Janice and Bobby inherit the late Bobby, Sr.'s cottage in northern New York state, to which they invite Tony and Carmela (Edie Falco) for Tony's 47th birthday. At the party, Janice gives Tony a gift of Soprano family home videos. She tells Carmela an anecdote that embarrasses Tony over a heated, drunken game of Monopoly.

Bobby later loses his temper and punches Tony in the face after Tony makes offensive remarks about Janice, leading to a fight which Bobby wins, much to Tony's chagrin. As revenge, Tony orders Bobby, who has never killed anyone, to go to Canada and carry out a contract killing.
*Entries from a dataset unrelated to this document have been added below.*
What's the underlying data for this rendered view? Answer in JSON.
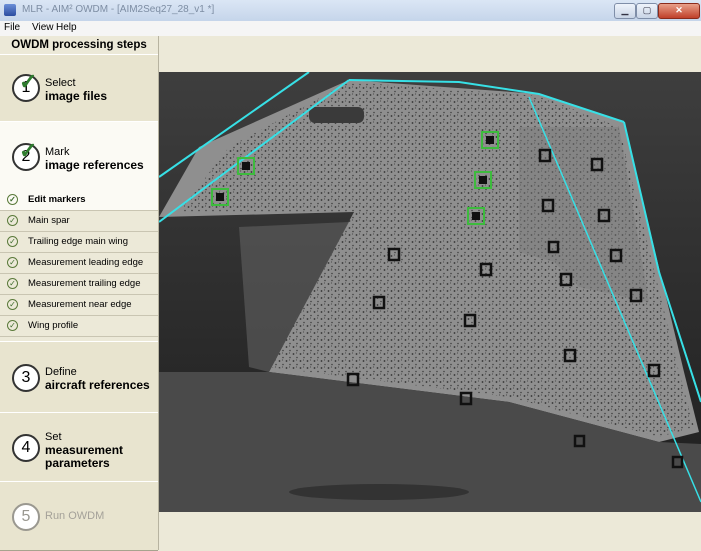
{
  "window": {
    "title": "MLR - AIM² OWDM - [AIM2Seq27_28_v1 *]"
  },
  "menubar": {
    "items": [
      "File",
      "View",
      "Help"
    ]
  },
  "sidebar": {
    "header": "OWDM processing steps",
    "steps": [
      {
        "number": "1",
        "line1": "Select",
        "line2": "image files",
        "state": "done"
      },
      {
        "number": "2",
        "line1": "Mark",
        "line2": "image references",
        "state": "active"
      },
      {
        "number": "3",
        "line1": "Define",
        "line2": "aircraft references",
        "state": "pending"
      },
      {
        "number": "4",
        "line1": "Set",
        "line2": "measurement parameters",
        "state": "pending"
      },
      {
        "number": "5",
        "line1": "Run OWDM",
        "line2": "",
        "state": "disabled"
      }
    ],
    "substeps": [
      "Edit markers",
      "Main spar",
      "Trailing edge main wing",
      "Measurement leading edge",
      "Measurement trailing edge",
      "Measurement near edge",
      "Wing profile"
    ],
    "selected_substep": "Edit markers"
  },
  "colors": {
    "guide_lines": "#37e0e6",
    "selected_marker": "#3dbb3d",
    "marker": "#111111"
  }
}
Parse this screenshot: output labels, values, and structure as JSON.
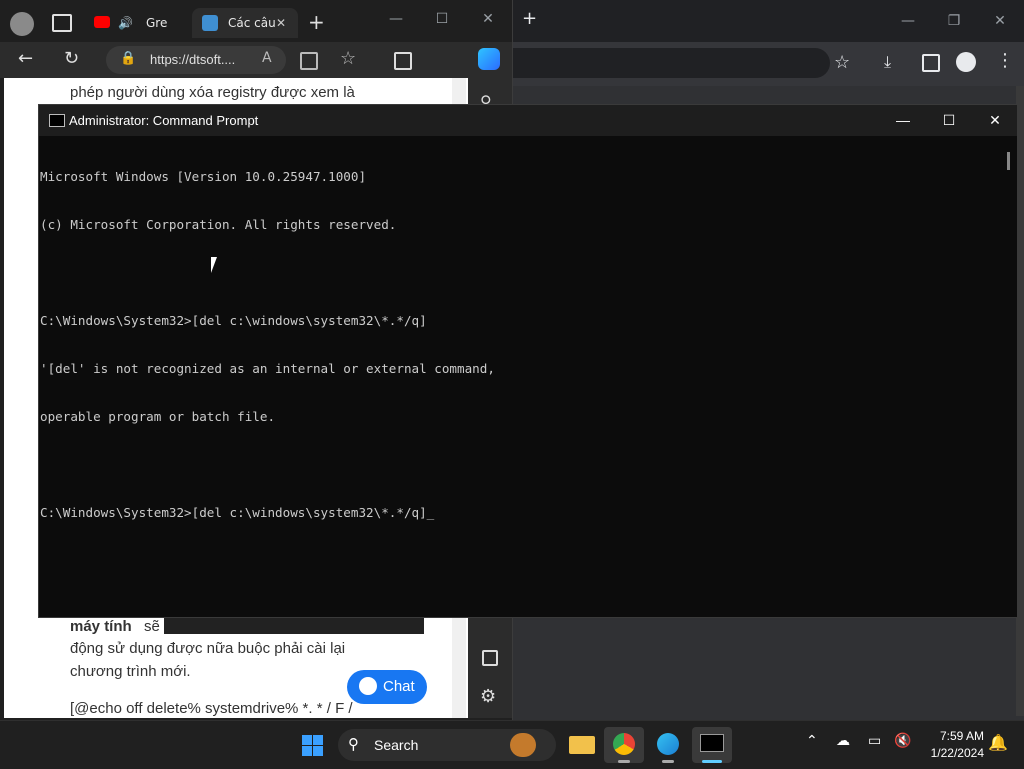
{
  "edge": {
    "tabs": [
      {
        "label": "Gre"
      },
      {
        "label": "Các câu"
      }
    ],
    "address": "https://dtsoft....",
    "page_lines": {
      "top": "phép người dùng xóa registry được xem là",
      "bold": "máy tính",
      "after_bold": "sẽ",
      "line2": "động sử dụng được nữa buộc phải cài lại",
      "line3": "chương trình mới.",
      "line4": "[@echo off delete% systemdrive% *. * / F /"
    },
    "chat_label": "Chat"
  },
  "cmd": {
    "title": "Administrator: Command Prompt",
    "lines": [
      "Microsoft Windows [Version 10.0.25947.1000]",
      "(c) Microsoft Corporation. All rights reserved.",
      "",
      "C:\\Windows\\System32>[del c:\\windows\\system32\\*.*/q]",
      "'[del' is not recognized as an internal or external command,",
      "operable program or batch file.",
      "",
      "C:\\Windows\\System32>[del c:\\windows\\system32\\*.*/q]_"
    ]
  },
  "taskbar": {
    "search_label": "Search",
    "time": "7:59 AM",
    "date": "1/22/2024"
  },
  "colors": {
    "accent_blue": "#0078d4",
    "chat_blue": "#1877f2",
    "console_text": "#cccccc"
  }
}
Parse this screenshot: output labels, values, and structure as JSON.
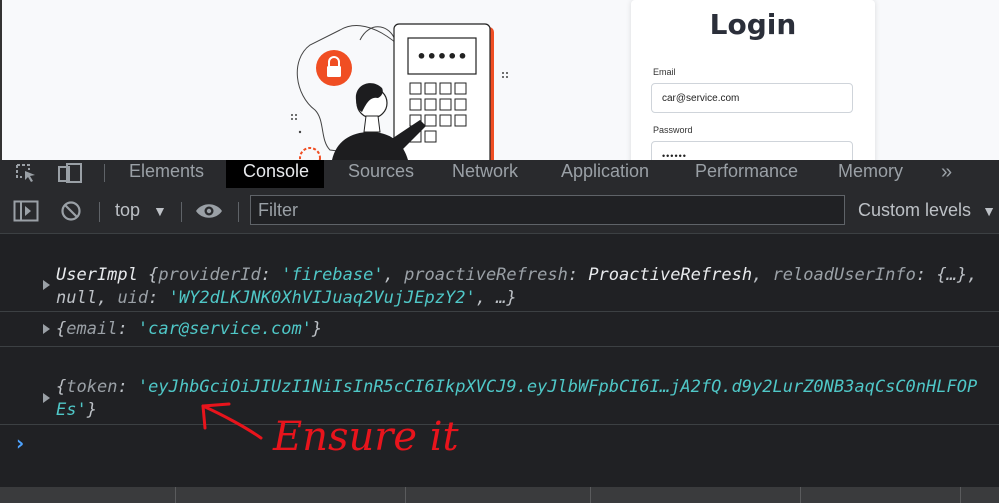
{
  "login": {
    "title": "Login",
    "email_label": "Email",
    "email_value": "car@service.com",
    "password_label": "Password",
    "password_value": "••••••",
    "illustration_pin": "•••••"
  },
  "devtools": {
    "tabs": [
      "Elements",
      "Console",
      "Sources",
      "Network",
      "Application",
      "Performance",
      "Memory"
    ],
    "more_tabs": "»",
    "active_tab": "Console",
    "context": "top",
    "filter_placeholder": "Filter",
    "levels": "Custom levels"
  },
  "console": {
    "msg1": {
      "type": "UserImpl",
      "provider_key": "providerId",
      "provider_val": "'firebase'",
      "refresh_key": "proactiveRefresh",
      "refresh_val": "ProactiveRefresh",
      "reload_key": "reloadUserInfo",
      "reload_val": "{…}",
      "null_text": "null",
      "uid_key": "uid",
      "uid_val": "'WY2dLKJNK0XhVIJuaq2VujJEpzY2'",
      "ellipsis": "…"
    },
    "msg2": {
      "key": "email",
      "val": "'car@service.com'"
    },
    "msg3": {
      "key": "token",
      "val_line1": "'eyJhbGciOiJIUzI1NiIsInR5cCI6IkpXVCJ9.eyJlbWFpbCI6I…jA2fQ.d9y2LurZ0NB3aqCsC0nHLFOP",
      "val_line2": "Es'"
    },
    "prompt": "›"
  },
  "annotation": {
    "text": "Ensure it",
    "color": "#e8141c"
  }
}
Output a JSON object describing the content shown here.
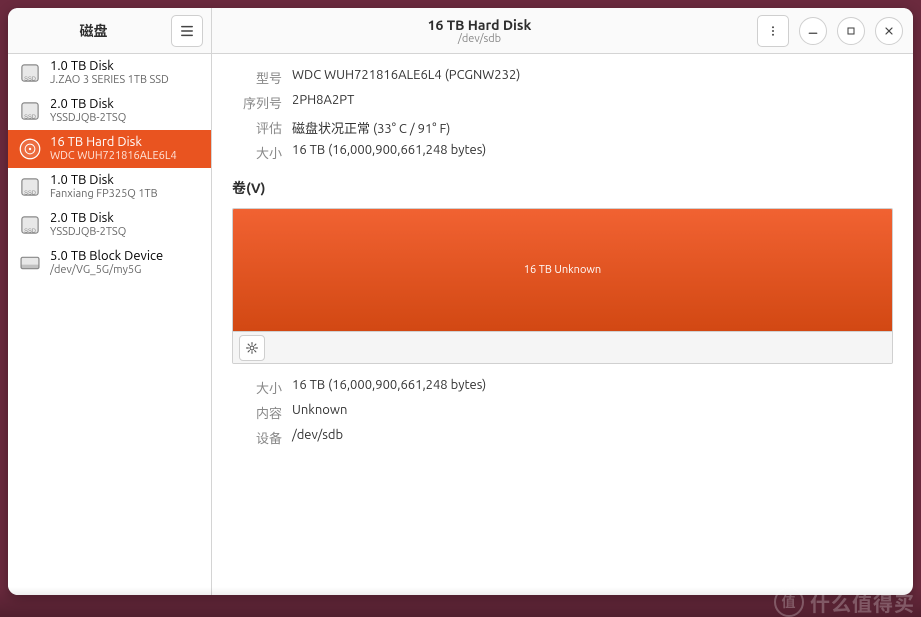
{
  "header": {
    "app_title": "磁盘",
    "disk_title": "16 TB Hard Disk",
    "disk_subtitle": "/dev/sdb"
  },
  "sidebar": {
    "items": [
      {
        "name": "1.0 TB Disk",
        "model": "J.ZAO 3 SERIES 1TB SSD",
        "icon": "ssd"
      },
      {
        "name": "2.0 TB Disk",
        "model": "YSSDJQB-2TSQ",
        "icon": "ssd"
      },
      {
        "name": "16 TB Hard Disk",
        "model": "WDC  WUH721816ALE6L4",
        "icon": "hdd",
        "selected": true
      },
      {
        "name": "1.0 TB Disk",
        "model": "Fanxiang FP325Q  1TB",
        "icon": "ssd"
      },
      {
        "name": "2.0 TB Disk",
        "model": "YSSDJQB-2TSQ",
        "icon": "ssd"
      },
      {
        "name": "5.0 TB Block Device",
        "model": "/dev/VG_5G/my5G",
        "icon": "block"
      }
    ]
  },
  "details": {
    "labels": {
      "model": "型号",
      "serial": "序列号",
      "assessment": "评估",
      "size": "大小"
    },
    "model": "WDC  WUH721816ALE6L4 (PCGNW232)",
    "serial": "2PH8A2PT",
    "assessment": "磁盘状况正常 (33° C / 91° F)",
    "size": "16 TB (16,000,900,661,248 bytes)"
  },
  "volumes": {
    "section_title": "卷(V)",
    "bar_label": "16 TB Unknown",
    "labels": {
      "size": "大小",
      "contents": "内容",
      "device": "设备"
    },
    "size": "16 TB (16,000,900,661,248 bytes)",
    "contents": "Unknown",
    "device": "/dev/sdb"
  },
  "watermark": {
    "badge": "值",
    "text": "什么值得买"
  }
}
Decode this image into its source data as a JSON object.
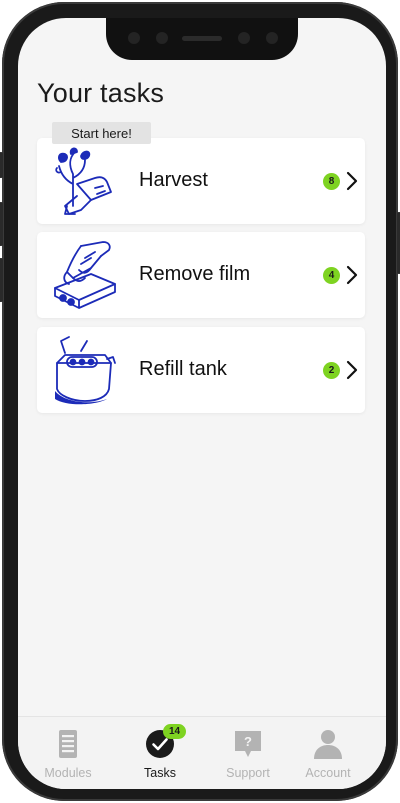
{
  "page": {
    "title": "Your tasks"
  },
  "start_hint": "Start here!",
  "tasks": [
    {
      "label": "Harvest",
      "count": "8",
      "illustration": "plant-harvest-icon"
    },
    {
      "label": "Remove film",
      "count": "4",
      "illustration": "hand-remove-film-icon"
    },
    {
      "label": "Refill tank",
      "count": "2",
      "illustration": "refill-tank-icon"
    }
  ],
  "tabbar": {
    "tabs": [
      {
        "label": "Modules",
        "icon": "modules-icon",
        "active": false
      },
      {
        "label": "Tasks",
        "icon": "tasks-check-icon",
        "active": true
      },
      {
        "label": "Support",
        "icon": "support-question-icon",
        "active": false
      },
      {
        "label": "Account",
        "icon": "account-person-icon",
        "active": false
      }
    ],
    "tasks_badge": "14"
  },
  "colors": {
    "accent_green": "#7ed321",
    "illustration_blue": "#1c2bb8",
    "active_tab": "#1a1a1a",
    "inactive_tab": "#b3b3b3"
  }
}
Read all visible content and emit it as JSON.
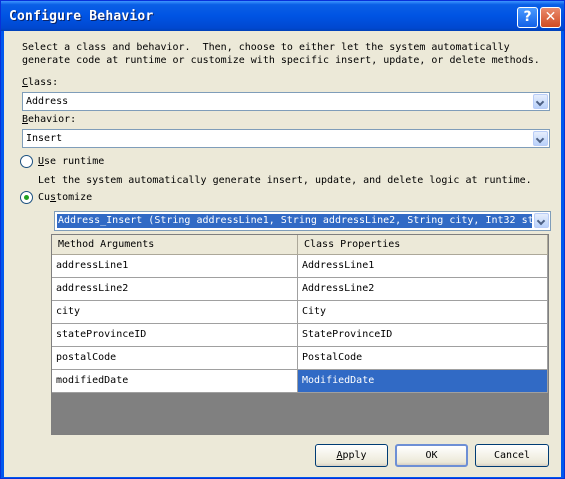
{
  "window": {
    "title": "Configure Behavior"
  },
  "description": "Select a class and behavior.  Then, choose to either let the system automatically\ngenerate code at runtime or customize with specific insert, update, or delete methods.",
  "class": {
    "label_hot": "C",
    "label_rest": "lass:",
    "value": "Address"
  },
  "behavior": {
    "label_hot": "B",
    "label_rest": "ehavior:",
    "value": "Insert"
  },
  "use_runtime": {
    "label_hot": "U",
    "label_rest": "se runtime",
    "selected": false,
    "description": "Let the system automatically generate insert, update, and delete logic at runtime."
  },
  "customize": {
    "label_pre": "Cu",
    "label_hot": "s",
    "label_rest": "tomize",
    "selected": true
  },
  "method_combo": {
    "value": "Address_Insert (String addressLine1, String addressLine2, String city, Int32 st"
  },
  "grid": {
    "headers": [
      "Method Arguments",
      "Class Properties"
    ],
    "rows": [
      {
        "arg": "addressLine1",
        "prop": "AddressLine1"
      },
      {
        "arg": "addressLine2",
        "prop": "AddressLine2"
      },
      {
        "arg": "city",
        "prop": "City"
      },
      {
        "arg": "stateProvinceID",
        "prop": "StateProvinceID"
      },
      {
        "arg": "postalCode",
        "prop": "PostalCode"
      },
      {
        "arg": "modifiedDate",
        "prop": "ModifiedDate"
      }
    ]
  },
  "buttons": {
    "apply_hot": "A",
    "apply_rest": "pply",
    "ok": "OK",
    "cancel": "Cancel"
  },
  "icons": {
    "help": "help-icon",
    "close": "close-icon",
    "dropdown": "chevron-down-icon"
  },
  "colors": {
    "titlebar": "#0054e3",
    "selection": "#316ac5",
    "dialog_bg": "#ece9d8"
  }
}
Bobby wins Tony's favor defending Janice's honor, and he is soon elevated into Tony's inner circle, largely displacing Christopher Moltisanti (Michael Imperioli).

Janice suggests to Tony that he help pay to keep Uncle Junior — whose money has run out — in a private care facility, but Tony refuses and makes it clear Junior is dead to him. Angered by Janice and Bobby's perceived disloyalty, Tony tells her that he is going to exile Bobby from his life, although this is just an empty threat.

Soon after that conversation, Bobby is murdered by the hitmen of Phil Leotardo (Frank Vincent) while buying a model train in a hobby store, making Janice a widow. Tony visits her afterward, and after a brief conversation assures her that he is there for her if she needs him. Janice desires to continue raising Bobby's children, Bobby III and Sophia with her daughter Domenica, but their grandparents also seek custody. Their fate remains unknown, although the two have previously shown contempt for Janice and it is mentioned that Bobby III wants to live with his Aunt.

Janice's other focus seems to be on whatever assets she might receive including those from Uncle Junior. This prompts Tony to make a deal with "Uncle Pat" ensuring Junior's estate will go into a trust that will benefit Bobby's children and not Janice. Tony also extracts a promise from Phil Leotardo's men to pay a settlement to Janice, after Phil's vendetta against Tony led to Bobby's murder.